What is necessary is for it to be genuinely objective, and for it to start from the presumption that, whatever advice President Obama was given back in 2010, it is unacceptable to hold 46 men for the rest of their lives without charge or trial, and 21 others, initially designated for trials by the task force, but who, as the military commissions' chief prosecutor, Army Brig. Gen. Mark Martins, conceded last week, will never be tried.
For all of these men, we at "Close Guantánamo" share the sentiments of Raha Wala, a counsel at Human Rights First, who told the Wall Street Journal, "I expect the president will take the view that we can't hold these individuals forever, even if we can't try them."

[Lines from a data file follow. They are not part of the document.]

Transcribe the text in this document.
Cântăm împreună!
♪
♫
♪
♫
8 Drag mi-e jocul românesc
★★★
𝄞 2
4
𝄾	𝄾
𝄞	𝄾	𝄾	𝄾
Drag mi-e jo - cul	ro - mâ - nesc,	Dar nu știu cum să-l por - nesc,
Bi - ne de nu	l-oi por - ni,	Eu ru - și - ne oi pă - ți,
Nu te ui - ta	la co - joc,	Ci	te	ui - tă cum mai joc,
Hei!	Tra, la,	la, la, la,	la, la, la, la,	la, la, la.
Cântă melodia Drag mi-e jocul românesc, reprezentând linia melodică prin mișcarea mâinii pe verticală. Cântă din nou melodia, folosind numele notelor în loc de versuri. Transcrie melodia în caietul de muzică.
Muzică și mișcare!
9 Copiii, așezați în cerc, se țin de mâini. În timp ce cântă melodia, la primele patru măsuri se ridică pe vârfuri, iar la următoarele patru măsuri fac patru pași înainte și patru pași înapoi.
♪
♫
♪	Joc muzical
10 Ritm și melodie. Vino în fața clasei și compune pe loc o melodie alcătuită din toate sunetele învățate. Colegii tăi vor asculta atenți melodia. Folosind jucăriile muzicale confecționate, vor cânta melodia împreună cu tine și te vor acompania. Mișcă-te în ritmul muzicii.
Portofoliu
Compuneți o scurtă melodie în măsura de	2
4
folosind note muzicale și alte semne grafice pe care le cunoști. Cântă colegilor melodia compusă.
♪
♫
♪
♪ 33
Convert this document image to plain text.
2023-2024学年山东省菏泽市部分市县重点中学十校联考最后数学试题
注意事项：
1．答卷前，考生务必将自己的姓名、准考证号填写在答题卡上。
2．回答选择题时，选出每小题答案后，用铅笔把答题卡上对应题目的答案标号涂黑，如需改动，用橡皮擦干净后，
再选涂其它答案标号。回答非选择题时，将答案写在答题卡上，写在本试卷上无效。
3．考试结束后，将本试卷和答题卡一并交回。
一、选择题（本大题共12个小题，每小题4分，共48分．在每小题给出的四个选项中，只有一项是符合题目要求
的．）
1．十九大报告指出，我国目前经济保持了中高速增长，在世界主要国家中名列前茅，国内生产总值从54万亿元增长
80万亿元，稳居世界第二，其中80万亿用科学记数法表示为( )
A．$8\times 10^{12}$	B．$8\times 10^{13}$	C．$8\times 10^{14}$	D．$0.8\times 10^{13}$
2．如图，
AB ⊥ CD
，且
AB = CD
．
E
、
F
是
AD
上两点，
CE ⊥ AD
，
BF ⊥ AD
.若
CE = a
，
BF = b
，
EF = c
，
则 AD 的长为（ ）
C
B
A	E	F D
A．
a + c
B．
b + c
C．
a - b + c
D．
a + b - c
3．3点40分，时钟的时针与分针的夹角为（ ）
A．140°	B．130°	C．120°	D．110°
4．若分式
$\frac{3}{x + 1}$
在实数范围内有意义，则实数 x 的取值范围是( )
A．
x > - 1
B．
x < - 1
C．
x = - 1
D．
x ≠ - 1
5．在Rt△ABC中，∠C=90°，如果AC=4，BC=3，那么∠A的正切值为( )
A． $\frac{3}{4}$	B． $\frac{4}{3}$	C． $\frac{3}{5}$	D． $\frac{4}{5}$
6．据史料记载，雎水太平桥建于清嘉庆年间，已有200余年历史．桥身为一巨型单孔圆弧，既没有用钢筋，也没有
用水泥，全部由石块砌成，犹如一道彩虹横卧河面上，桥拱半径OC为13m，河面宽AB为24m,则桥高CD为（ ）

In the meantime, we will continue to monitor developments closely. We understand that the closure of the prison needs clear plans if lawmakers are ever to be persuaded to back proposals to bring it to an end. Some former officials who spoke to the Wall Street Journal's reporters said they believe that the administration "will eventually back proposals to bring these detainees [the 80 not cleared for release] to an American maximum-security prison," echoing John McCain's comments at the weekend, which I mentioned above.
Noting that President Obama said in his speech that, as well as working towards releasing the 86 men cleared for release, he "would work with Congress on finding a suitable site in the U.S. for holding judicial proceedings for others," the reporters also stated that a senior administration official told them that "the most likely spot would be the U.S. Navy brig in Charleston, S.C."
Many advocates for the closure of Guantánamo find that disturbing, but at "Close Guantánamo" we have always believed that moving men to the U.S. mainland will give them greater rights than they have at Guantánamo, and will enable new legal challenges to be made. For now, however, we hope that everyone concerned with closing the prison will keep pushing for the release of the 86 cleared prisoners, and will also keep pushing for the majority of the 80 others to be freed unless they are to be put on trial.